The other annoying thing was the appearance of that stupid bomb icon for reasons only those who had been initiated into the mysteries could fathom. It's the Mac equivalent of the PC's Blue Screen of Death. I no longer hate Macs. Also, I hear their OS is based on unix now, which is great. Before I got my dual processor PC, my machine used to crash several times a week - sometimes every day for a week. PC's seem to handle resource management very poorly. I got into the habit of rebooting every morning whether I needed it or not. The fellow in the adjoining office, oth, has had the same Mac for nearly two years - running almost 24/7. He's only rebooted the thing about 4 or 5 times ever - and just last Thursday he was telling me he had his first system crash - in nearly two years.

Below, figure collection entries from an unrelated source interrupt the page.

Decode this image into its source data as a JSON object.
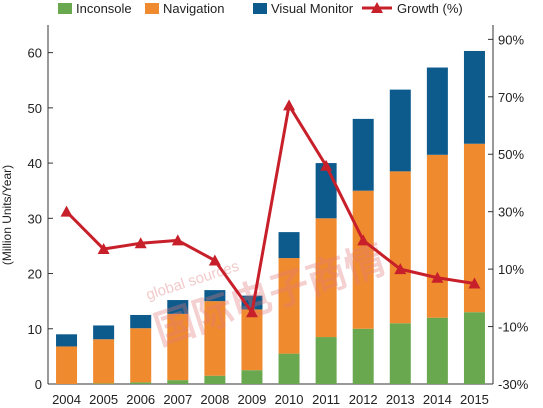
{
  "chart_data": {
    "type": "bar",
    "stacked": true,
    "categories": [
      "2004",
      "2005",
      "2006",
      "2007",
      "2008",
      "2009",
      "2010",
      "2011",
      "2012",
      "2013",
      "2014",
      "2015"
    ],
    "series": [
      {
        "name": "Inconsole",
        "color": "#6aa84f",
        "values": [
          0.0,
          0.1,
          0.3,
          0.7,
          1.5,
          2.5,
          5.5,
          8.5,
          10.0,
          11.0,
          12.0,
          13.0
        ]
      },
      {
        "name": "Navigation",
        "color": "#f08a2e",
        "values": [
          6.8,
          8.0,
          9.8,
          12.0,
          13.5,
          11.0,
          17.3,
          21.5,
          25.0,
          27.5,
          29.5,
          30.5
        ]
      },
      {
        "name": "Visual Monitor",
        "color": "#0d5a8c",
        "values": [
          2.2,
          2.5,
          2.4,
          2.5,
          2.0,
          2.5,
          4.7,
          10.0,
          13.0,
          14.8,
          15.8,
          16.8
        ]
      }
    ],
    "line_series": {
      "name": "Growth (%)",
      "color": "#c8202a",
      "axis": "right",
      "values": [
        30,
        17,
        19,
        20,
        13,
        -5,
        67,
        46,
        20,
        10,
        7,
        5
      ]
    },
    "ylabel": "(Million Units/Year)",
    "ylim": [
      0,
      65
    ],
    "yticks": [
      0,
      10,
      20,
      30,
      40,
      50,
      60
    ],
    "y2lim": [
      -30,
      95
    ],
    "y2ticks": [
      "-30%",
      "-10%",
      "10%",
      "30%",
      "50%",
      "70%",
      "90%"
    ],
    "legend_position": "top",
    "grid": false
  },
  "watermark": {
    "line1": "global sources",
    "line2": "国际电子商情"
  }
}
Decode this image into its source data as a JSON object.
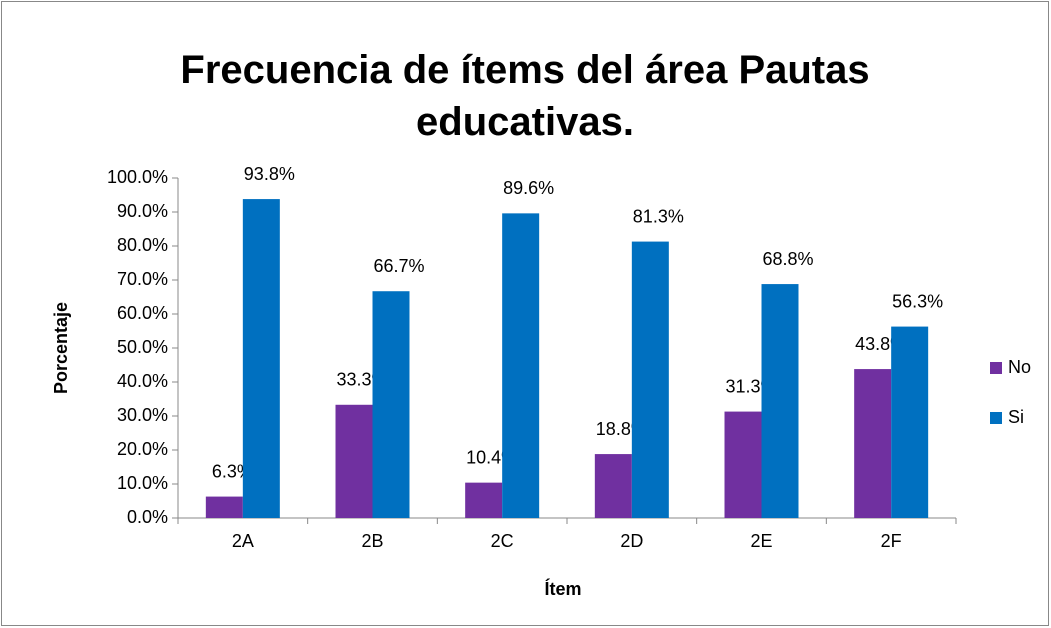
{
  "chart_data": {
    "type": "bar",
    "title": "Frecuencia de ítems del área Pautas educativas.",
    "x_label": "Ítem",
    "y_label": "Porcentaje",
    "categories": [
      "2A",
      "2B",
      "2C",
      "2D",
      "2E",
      "2F"
    ],
    "series": [
      {
        "name": "No",
        "color": "#7030a0",
        "values": [
          6.3,
          33.3,
          10.4,
          18.8,
          31.3,
          43.8
        ],
        "value_labels": [
          "6.3%",
          "33.3%",
          "10.4%",
          "18.8%",
          "31.3%",
          "43.8%"
        ]
      },
      {
        "name": "Si",
        "color": "#0070c0",
        "values": [
          93.8,
          66.7,
          89.6,
          81.3,
          68.8,
          56.3
        ],
        "value_labels": [
          "93.8%",
          "66.7%",
          "89.6%",
          "81.3%",
          "68.8%",
          "56.3%"
        ]
      }
    ],
    "ylim": [
      0,
      100
    ],
    "yticks": [
      {
        "value": 0,
        "label": "0.0%"
      },
      {
        "value": 10,
        "label": "10.0%"
      },
      {
        "value": 20,
        "label": "20.0%"
      },
      {
        "value": 30,
        "label": "30.0%"
      },
      {
        "value": 40,
        "label": "40.0%"
      },
      {
        "value": 50,
        "label": "50.0%"
      },
      {
        "value": 60,
        "label": "60.0%"
      },
      {
        "value": 70,
        "label": "70.0%"
      },
      {
        "value": 80,
        "label": "80.0%"
      },
      {
        "value": 90,
        "label": "90.0%"
      },
      {
        "value": 100,
        "label": "100.0%"
      }
    ],
    "grid": false,
    "legend": "right"
  }
}
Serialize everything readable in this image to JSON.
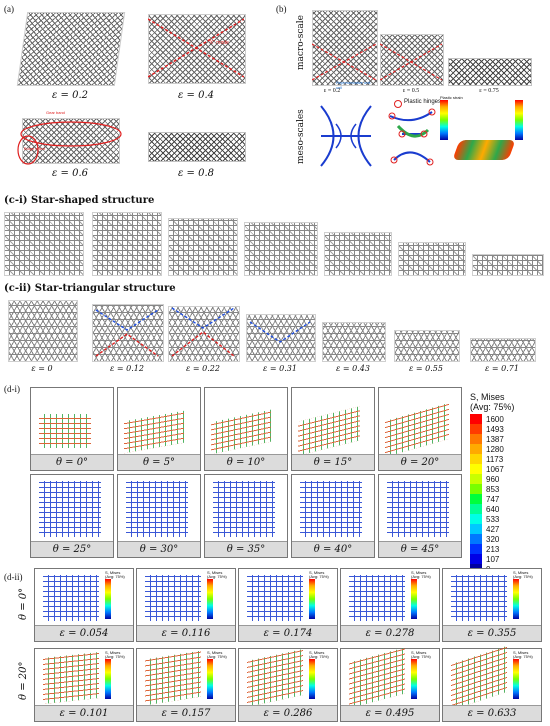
{
  "panel_a": {
    "label": "(a)",
    "frames": [
      {
        "strain": "ε = 0.2"
      },
      {
        "strain": "ε = 0.4",
        "annotation": "\"X\" mode"
      },
      {
        "strain": "ε = 0.6",
        "annotation_1": "Gear band",
        "annotation_2": "Bulge effect"
      },
      {
        "strain": "ε = 0.8"
      }
    ]
  },
  "panel_b": {
    "label": "(b)",
    "macro_label": "macro-scale",
    "meso_label": "meso-scales",
    "macro_frames": [
      {
        "strain": "ε = 0.2",
        "annotation": "Representative unit cell"
      },
      {
        "strain": "ε = 0.5"
      },
      {
        "strain": "ε = 0.75"
      }
    ],
    "plastic_hinges_label": "Plastic hinges",
    "legend_title": "Plastic strain"
  },
  "panel_ci": {
    "title": "(c-i) Star-shaped structure"
  },
  "panel_cii": {
    "title": "(c-ii) Star-triangular structure",
    "strains": [
      "ε = 0",
      "ε = 0.12",
      "ε = 0.22",
      "ε = 0.31",
      "ε = 0.43",
      "ε = 0.55",
      "ε = 0.71"
    ]
  },
  "panel_di": {
    "label": "(d-i)",
    "angles": [
      "θ = 0°",
      "θ = 5°",
      "θ = 10°",
      "θ = 15°",
      "θ = 20°",
      "θ = 25°",
      "θ = 30°",
      "θ = 35°",
      "θ = 40°",
      "θ = 45°"
    ],
    "legend_title_1": "S, Mises",
    "legend_title_2": "(Avg: 75%)",
    "legend_values": [
      "1600",
      "1493",
      "1387",
      "1280",
      "1173",
      "1067",
      "960",
      "853",
      "747",
      "640",
      "533",
      "427",
      "320",
      "213",
      "107",
      "0"
    ],
    "legend_colors": [
      "#ff0000",
      "#ff3c00",
      "#ff7800",
      "#ffaa00",
      "#ffd700",
      "#ffff00",
      "#c8ff00",
      "#78ff00",
      "#00ff3c",
      "#00ff96",
      "#00ffe6",
      "#00c8ff",
      "#0078ff",
      "#0032ff",
      "#0000e6",
      "#0000a0"
    ]
  },
  "panel_dii": {
    "label": "(d-ii)",
    "row_labels": [
      "θ = 0°",
      "θ = 20°"
    ],
    "row1_strains": [
      "ε = 0.054",
      "ε = 0.116",
      "ε = 0.174",
      "ε = 0.278",
      "ε = 0.355"
    ],
    "row2_strains": [
      "ε = 0.101",
      "ε = 0.157",
      "ε = 0.286",
      "ε = 0.495",
      "ε = 0.633"
    ],
    "mini_legend_title_1": "S, Mises",
    "mini_legend_title_2": "(Avg: 75%)"
  }
}
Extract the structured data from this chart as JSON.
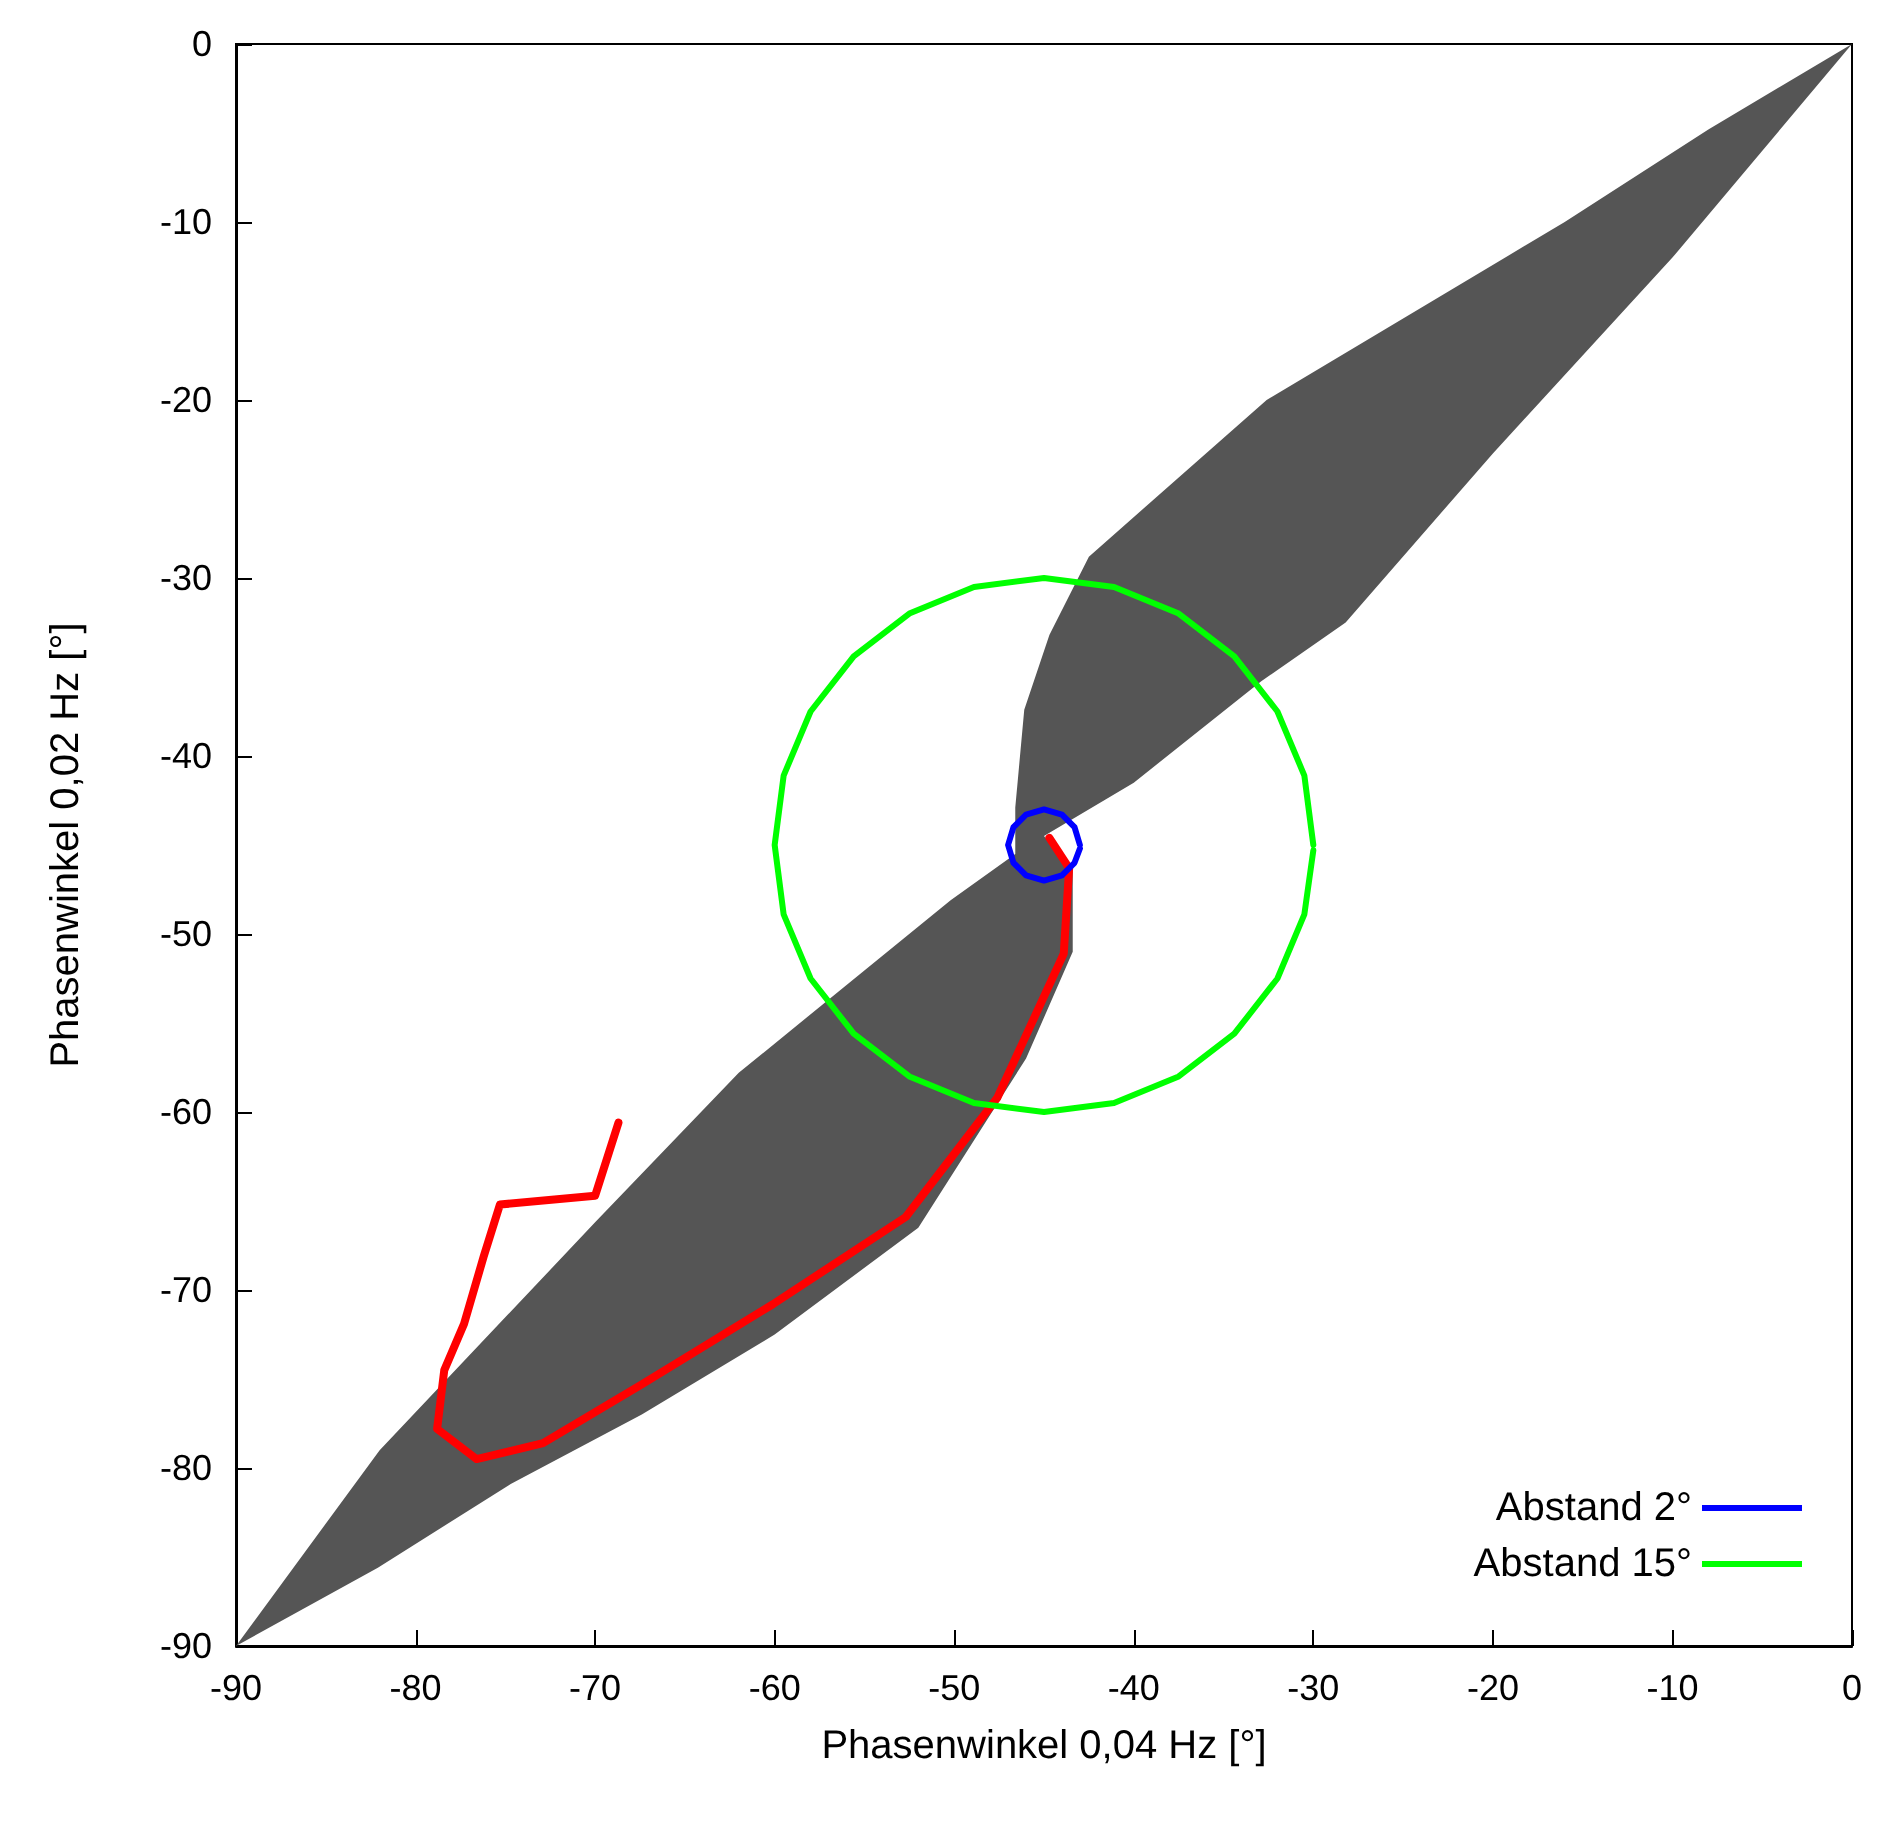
{
  "chart_data": {
    "type": "line",
    "xlabel": "Phasenwinkel 0,04 Hz [°]",
    "ylabel": "Phasenwinkel 0,02 Hz [°]",
    "xlim": [
      -90,
      0
    ],
    "ylim": [
      -90,
      0
    ],
    "xticks": [
      -90,
      -80,
      -70,
      -60,
      -50,
      -40,
      -30,
      -20,
      -10,
      0
    ],
    "yticks": [
      -90,
      -80,
      -70,
      -60,
      -50,
      -40,
      -30,
      -20,
      -10,
      0
    ],
    "grid": false,
    "legend": "bottom right",
    "marker": "none",
    "line_style": "solid",
    "series": [
      {
        "type": "area",
        "color": "#555555",
        "x": [
          -90,
          -82,
          -70,
          -62,
          -50.2,
          -46.6,
          -46.6,
          -46.1,
          -44.7,
          -42.5,
          -32.6,
          -16,
          -8,
          0,
          -10,
          -20,
          -28.2,
          -32.9,
          -40,
          -45,
          -43.4,
          -43.4,
          -46,
          -52,
          -60,
          -67.4,
          -74.7,
          -82.1,
          -90
        ],
        "values": [
          -90,
          -79,
          -66.2,
          -57.8,
          -48.1,
          -45.5,
          -42.9,
          -37.4,
          -33.2,
          -28.8,
          -20,
          -10,
          -4.8,
          0,
          -12,
          -23,
          -32.5,
          -35.8,
          -41.5,
          -44.5,
          -46.5,
          -51,
          -57,
          -66.5,
          -72.5,
          -77,
          -80.9,
          -85.6,
          -90
        ]
      },
      {
        "color": "#ff0000",
        "x": [
          -44.7,
          -43.6,
          -43.9,
          -47.6,
          -52.7,
          -60.1,
          -67.4,
          -72.9,
          -76.6,
          -78.8,
          -78.4,
          -77.3,
          -76.2,
          -75.3,
          -70,
          -68.7
        ],
        "values": [
          -44.6,
          -46.3,
          -51.1,
          -59.2,
          -65.9,
          -70.8,
          -75.3,
          -78.6,
          -79.5,
          -77.8,
          -74.5,
          -71.9,
          -68.1,
          -65.2,
          -64.7,
          -60.6
        ]
      },
      {
        "name": "Abstand 2°",
        "color": "#0000ff",
        "x": [
          -43,
          -43.3,
          -44,
          -45,
          -46,
          -46.7,
          -47,
          -46.7,
          -46,
          -45,
          -44,
          -43.3,
          -43
        ],
        "values": [
          -45,
          -44,
          -43.3,
          -43,
          -43.3,
          -44,
          -45,
          -46,
          -46.7,
          -47,
          -46.7,
          -46,
          -45.2
        ]
      },
      {
        "name": "Abstand 15°",
        "color": "#00ff00",
        "x": [
          -30,
          -30.5,
          -32,
          -34.4,
          -37.5,
          -41.1,
          -45,
          -48.9,
          -52.5,
          -55.6,
          -58,
          -59.5,
          -60,
          -59.5,
          -58,
          -55.6,
          -52.5,
          -48.9,
          -45,
          -41.1,
          -37.5,
          -34.4,
          -32,
          -30.5,
          -30
        ],
        "values": [
          -45,
          -41.1,
          -37.5,
          -34.4,
          -32,
          -30.5,
          -30,
          -30.5,
          -32,
          -34.4,
          -37.5,
          -41.1,
          -45,
          -48.9,
          -52.5,
          -55.6,
          -58,
          -59.5,
          -60,
          -59.5,
          -58,
          -55.6,
          -52.5,
          -48.9,
          -45.3
        ]
      }
    ]
  }
}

There's a difference between us, though. He was using a Mac for administrative purposes (email, writing papers, briefing slides, etc) and an SGI for his substantive work. I was using a single processor PC (NT) for both things simultaneously. In my view, NT was a real operating system which distinguished it from it's predecessors which were almost monitor programs. OTOH, the things which distinguished NT as what I would call a real operating system (like resource management and process level security) didn't seem to be implemented very well.

Anyway, the Mac is a great computer. It's different than what I'm currently accustomed to, though. And it's very difficult for me (and probably most other people) to wrap my mind around new ways of thinking and behaving. I get into a rhythm and I don't like changing. (Hey, I refused to use full screen editors for about a decade after I first saw them. I stuck not with a line editor, but a character editor called TECO.) Part of it is stubbornness, but part of it is just being tired of learning a new thing every couple months.